I’m very lucky to make money from photography and video but from a hobbyists perspective the barriers to entry into photography are extremely high. The cost of cameras, lenses, memory cards, tripods, filters, bags and flashguns is getting higher and higher and the Canon R/RF system is living proof as £4K for a camera body in totally crazy. When I compare now to when I started photography as a hobby in the early 80’s and getting set up as a young boy was relatively affordable. An R6 is not the sort of thing most 10 year olds parents would dream of getting their son/daughter for Christmas.The R/RF gear seems fantastic in many ways, by from my point of view as a hobbyist, Canon is pricing itself out of the game. For example, R6 is about A$4400, RF 24-70 f/2.8L IS is about A$3650 and RF 70-200 f/2.8L IS is about A$4000, so that would be a A$12,050 setup. For comparison, Sony A7 III is about A$2950, Sigma 24-70 f.2.8 Art (for Sony) and Tamron 70-180 f/2.8 are about A$2150 each, so that would be a A$7250 setup. I would rather have the Canon gear (and yes, I realise the Canon lenses have IS which the lenses for the Sony don't, and that it is looking like Canon's IBIS is better than Sony's IBIS - and yes, I know you can adapt EF glass to the R system cameras), and in particular I would much rather have the ergonomics of the Canon R system bodies, but that price difference is too big for me to simply ignore.
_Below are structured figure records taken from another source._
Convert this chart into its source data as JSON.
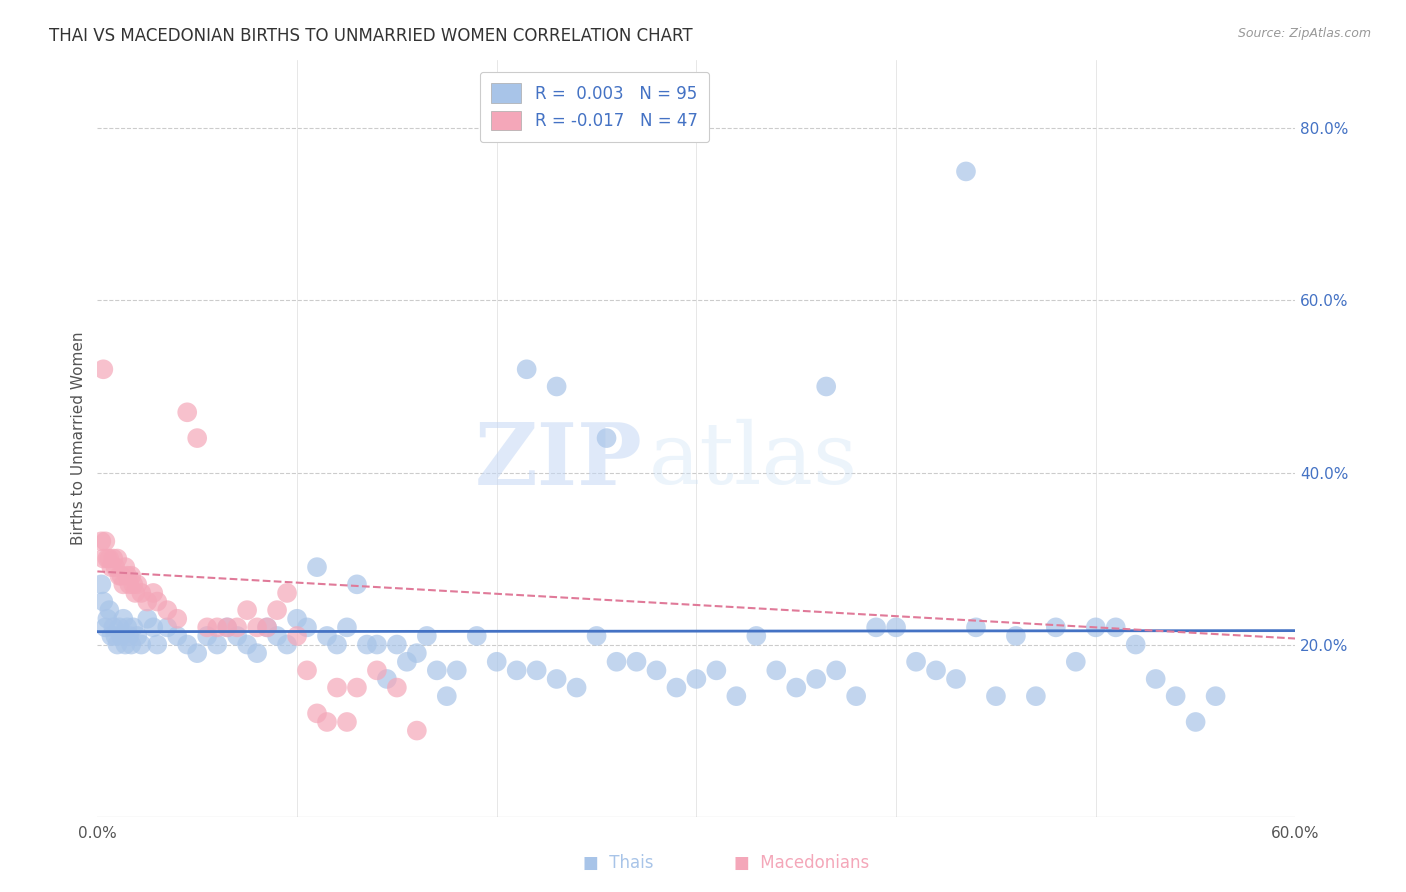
{
  "title": "THAI VS MACEDONIAN BIRTHS TO UNMARRIED WOMEN CORRELATION CHART",
  "source": "Source: ZipAtlas.com",
  "ylabel": "Births to Unmarried Women",
  "xlim": [
    0.0,
    0.6
  ],
  "ylim": [
    0.0,
    0.88
  ],
  "yticks": [
    0.2,
    0.4,
    0.6,
    0.8
  ],
  "ytick_labels": [
    "20.0%",
    "40.0%",
    "60.0%",
    "80.0%"
  ],
  "thai_color": "#a8c4e8",
  "mac_color": "#f4a7b9",
  "thai_R": 0.003,
  "thai_N": 95,
  "mac_R": -0.017,
  "mac_N": 47,
  "thai_line_color": "#4472c4",
  "mac_line_color": "#e07a99",
  "watermark_zip": "ZIP",
  "watermark_atlas": "atlas",
  "background_color": "#ffffff",
  "grid_color": "#cccccc",
  "thai_line_y_intercept": 0.215,
  "thai_line_slope": 0.002,
  "mac_line_y_intercept": 0.285,
  "mac_line_slope": -0.13,
  "thai_x": [
    0.002,
    0.003,
    0.004,
    0.005,
    0.006,
    0.007,
    0.008,
    0.009,
    0.01,
    0.011,
    0.012,
    0.013,
    0.014,
    0.015,
    0.016,
    0.017,
    0.018,
    0.02,
    0.022,
    0.025,
    0.028,
    0.03,
    0.035,
    0.04,
    0.045,
    0.05,
    0.055,
    0.06,
    0.065,
    0.07,
    0.075,
    0.08,
    0.085,
    0.09,
    0.095,
    0.1,
    0.105,
    0.11,
    0.115,
    0.12,
    0.125,
    0.13,
    0.135,
    0.14,
    0.145,
    0.15,
    0.155,
    0.16,
    0.165,
    0.17,
    0.175,
    0.18,
    0.19,
    0.2,
    0.21,
    0.22,
    0.23,
    0.24,
    0.25,
    0.26,
    0.27,
    0.28,
    0.29,
    0.3,
    0.31,
    0.32,
    0.33,
    0.34,
    0.35,
    0.36,
    0.37,
    0.38,
    0.39,
    0.4,
    0.41,
    0.42,
    0.43,
    0.44,
    0.45,
    0.46,
    0.47,
    0.48,
    0.49,
    0.5,
    0.51,
    0.52,
    0.53,
    0.54,
    0.55,
    0.56,
    0.435,
    0.365,
    0.255,
    0.23,
    0.215
  ],
  "thai_y": [
    0.27,
    0.25,
    0.22,
    0.23,
    0.24,
    0.21,
    0.22,
    0.21,
    0.2,
    0.22,
    0.21,
    0.23,
    0.2,
    0.22,
    0.21,
    0.2,
    0.22,
    0.21,
    0.2,
    0.23,
    0.22,
    0.2,
    0.22,
    0.21,
    0.2,
    0.19,
    0.21,
    0.2,
    0.22,
    0.21,
    0.2,
    0.19,
    0.22,
    0.21,
    0.2,
    0.23,
    0.22,
    0.29,
    0.21,
    0.2,
    0.22,
    0.27,
    0.2,
    0.2,
    0.16,
    0.2,
    0.18,
    0.19,
    0.21,
    0.17,
    0.14,
    0.17,
    0.21,
    0.18,
    0.17,
    0.17,
    0.16,
    0.15,
    0.21,
    0.18,
    0.18,
    0.17,
    0.15,
    0.16,
    0.17,
    0.14,
    0.21,
    0.17,
    0.15,
    0.16,
    0.17,
    0.14,
    0.22,
    0.22,
    0.18,
    0.17,
    0.16,
    0.22,
    0.14,
    0.21,
    0.14,
    0.22,
    0.18,
    0.22,
    0.22,
    0.2,
    0.16,
    0.14,
    0.11,
    0.14,
    0.75,
    0.5,
    0.44,
    0.5,
    0.52
  ],
  "mac_x": [
    0.002,
    0.003,
    0.004,
    0.005,
    0.006,
    0.007,
    0.008,
    0.009,
    0.01,
    0.011,
    0.012,
    0.013,
    0.014,
    0.015,
    0.016,
    0.017,
    0.018,
    0.019,
    0.02,
    0.022,
    0.025,
    0.028,
    0.03,
    0.035,
    0.04,
    0.045,
    0.05,
    0.055,
    0.06,
    0.065,
    0.07,
    0.075,
    0.08,
    0.085,
    0.09,
    0.095,
    0.1,
    0.105,
    0.11,
    0.115,
    0.12,
    0.125,
    0.13,
    0.14,
    0.15,
    0.16,
    0.003
  ],
  "mac_y": [
    0.32,
    0.3,
    0.32,
    0.3,
    0.3,
    0.29,
    0.3,
    0.29,
    0.3,
    0.28,
    0.28,
    0.27,
    0.29,
    0.28,
    0.27,
    0.28,
    0.27,
    0.26,
    0.27,
    0.26,
    0.25,
    0.26,
    0.25,
    0.24,
    0.23,
    0.47,
    0.44,
    0.22,
    0.22,
    0.22,
    0.22,
    0.24,
    0.22,
    0.22,
    0.24,
    0.26,
    0.21,
    0.17,
    0.12,
    0.11,
    0.15,
    0.11,
    0.15,
    0.17,
    0.15,
    0.1,
    0.52
  ]
}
If I was keen to go mirrorless at this point, I think I would have to look hard at the Sony, as much as I wouldn't really want to. I am not in a rush to go mirrorless anyway, so it's a moot point for me at the moment, but still, Canon's pricing is certainly reducing my enthusiasm.
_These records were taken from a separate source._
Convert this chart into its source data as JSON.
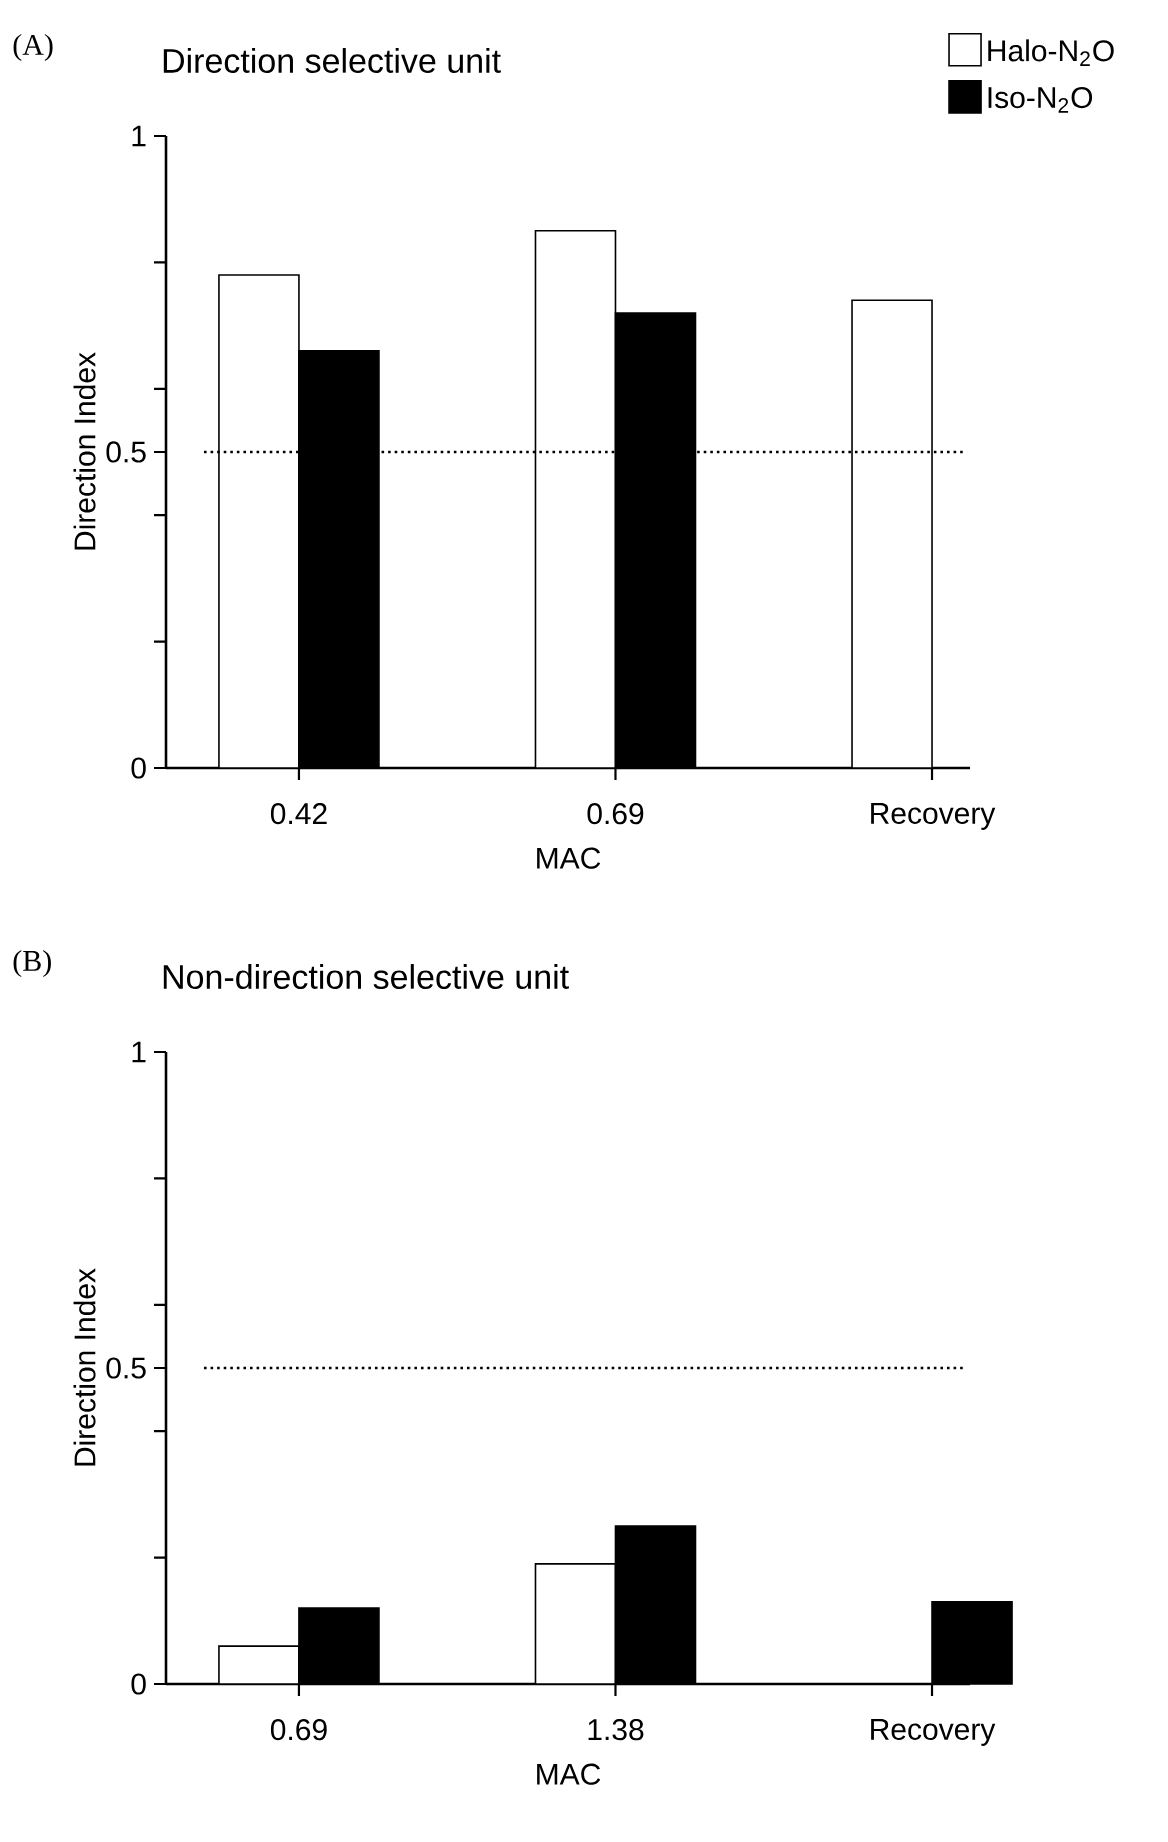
{
  "chart_data": [
    {
      "type": "bar",
      "title": "Direction selective unit",
      "xlabel": "MAC",
      "ylabel": "Direction Index",
      "annotations": [
        "(A)"
      ],
      "categories": [
        "0.42",
        "0.69",
        "Recovery"
      ],
      "series": [
        {
          "name": "Halo-N$_{2}$O",
          "color": "#ffffff",
          "values": [
            0.78,
            0.85,
            0.74
          ]
        },
        {
          "name": "Iso-N$_{2}$O",
          "color": "#000000",
          "values": [
            0.66,
            0.72,
            null
          ]
        }
      ],
      "ylim": [
        0,
        1
      ],
      "yticks": [
        0,
        {
          "value": 0.2,
          "label": null
        },
        {
          "value": 0.4,
          "label": null
        },
        0.5,
        {
          "value": 0.6,
          "label": null
        },
        {
          "value": 0.8,
          "label": null
        },
        1
      ],
      "ref_lines": [
        {
          "axis": "y",
          "value": 0.5,
          "line_style": "dotted"
        }
      ],
      "legend": "top right"
    },
    {
      "type": "bar",
      "title": "Non-direction selective unit",
      "xlabel": "MAC",
      "ylabel": "Direction Index",
      "annotations": [
        "(B)"
      ],
      "categories": [
        "0.69",
        "1.38",
        "Recovery"
      ],
      "series": [
        {
          "color": "#ffffff",
          "values": [
            0.06,
            0.19,
            null
          ]
        },
        {
          "color": "#000000",
          "values": [
            0.12,
            0.25,
            0.13
          ]
        }
      ],
      "ylim": [
        0,
        1
      ],
      "yticks": [
        0,
        {
          "value": 0.2,
          "label": null
        },
        {
          "value": 0.4,
          "label": null
        },
        0.5,
        {
          "value": 0.6,
          "label": null
        },
        {
          "value": 0.8,
          "label": null
        },
        1
      ],
      "ref_lines": [
        {
          "axis": "y",
          "value": 0.5,
          "line_style": "dotted"
        }
      ]
    }
  ]
}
That's just me, of course. I'm sure Canon has done its market research and has good reason to believe the market will bear the prices its charging, so good luck to them. I suspect Canon will do well, as the gear does seem to be excellent.
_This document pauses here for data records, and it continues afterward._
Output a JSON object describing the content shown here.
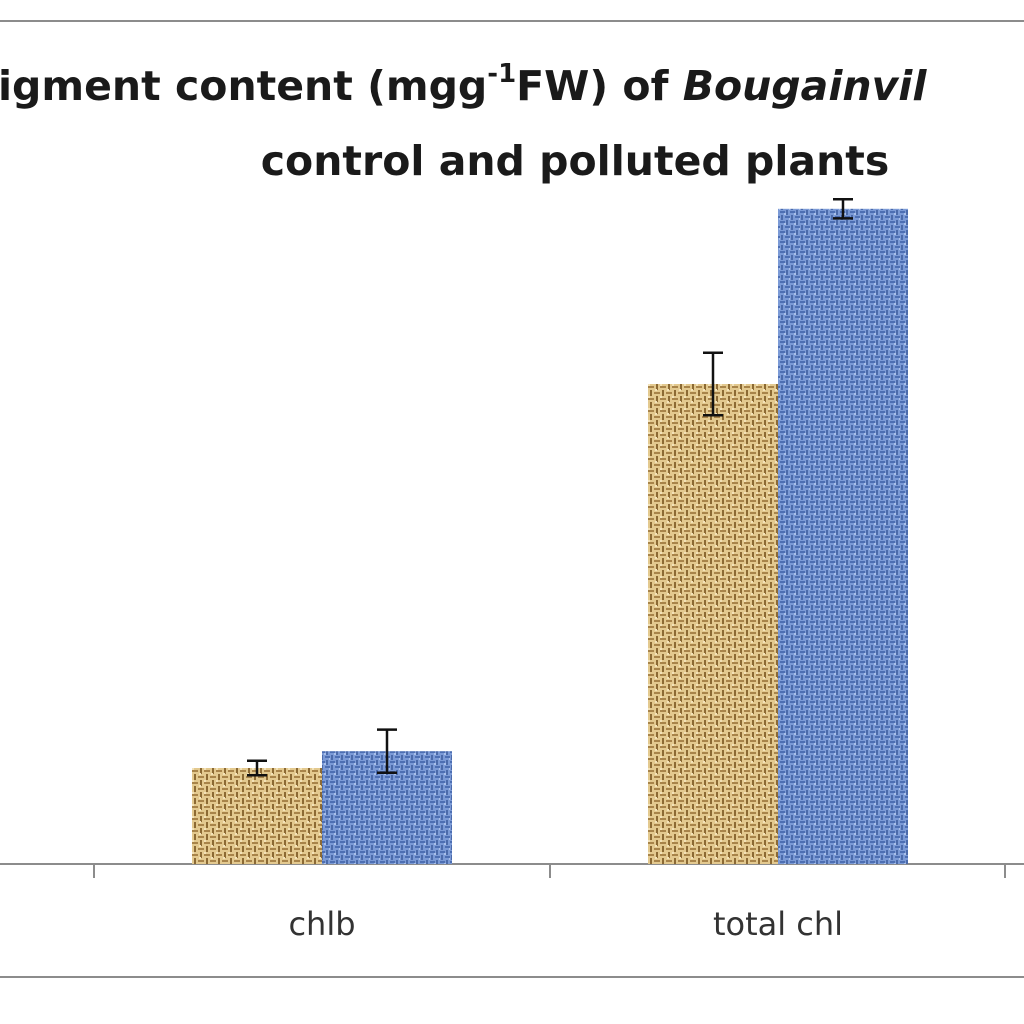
{
  "chart_data": {
    "type": "bar",
    "title": {
      "line1_pre": "igment content (mgg",
      "line1_sup": "-1",
      "line1_mid": "FW) of ",
      "line1_italic": "Bougainvil",
      "line2": "control and polluted plants"
    },
    "categories": [
      "chlb",
      "total chl"
    ],
    "series": [
      {
        "values": [
          0.4,
          2.0
        ],
        "errors": [
          0.03,
          0.13
        ],
        "color": "#d6b97a"
      },
      {
        "values": [
          0.47,
          2.73
        ],
        "errors": [
          0.09,
          0.04
        ],
        "color": "#6d8fcf"
      }
    ],
    "ylim": [
      0,
      3.0
    ],
    "grid": false,
    "legend": "none"
  }
}
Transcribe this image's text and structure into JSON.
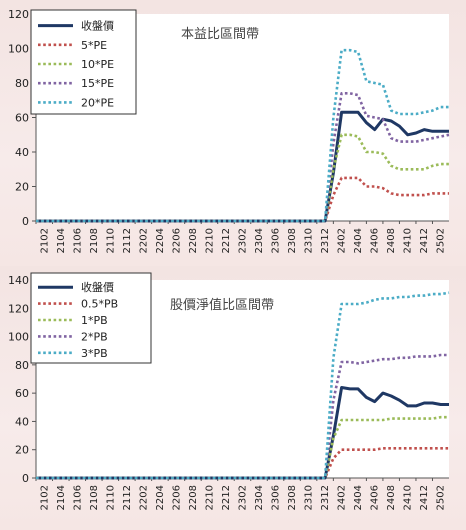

PS - those prices are just from a quick online search. It may be possible to do better if you shop around. And I have ignored grey market import prices for now.
Technology, miniaturisation and R&D costs a lots of money and today’s cameras are a far cry from my simple Olympus OM10 with its button cell battery and manual film wind but it’s no wonder the camera market is shrinking at such a rapid rate when you consider we get a great stills (and video) camera for FREE with our mobile phones.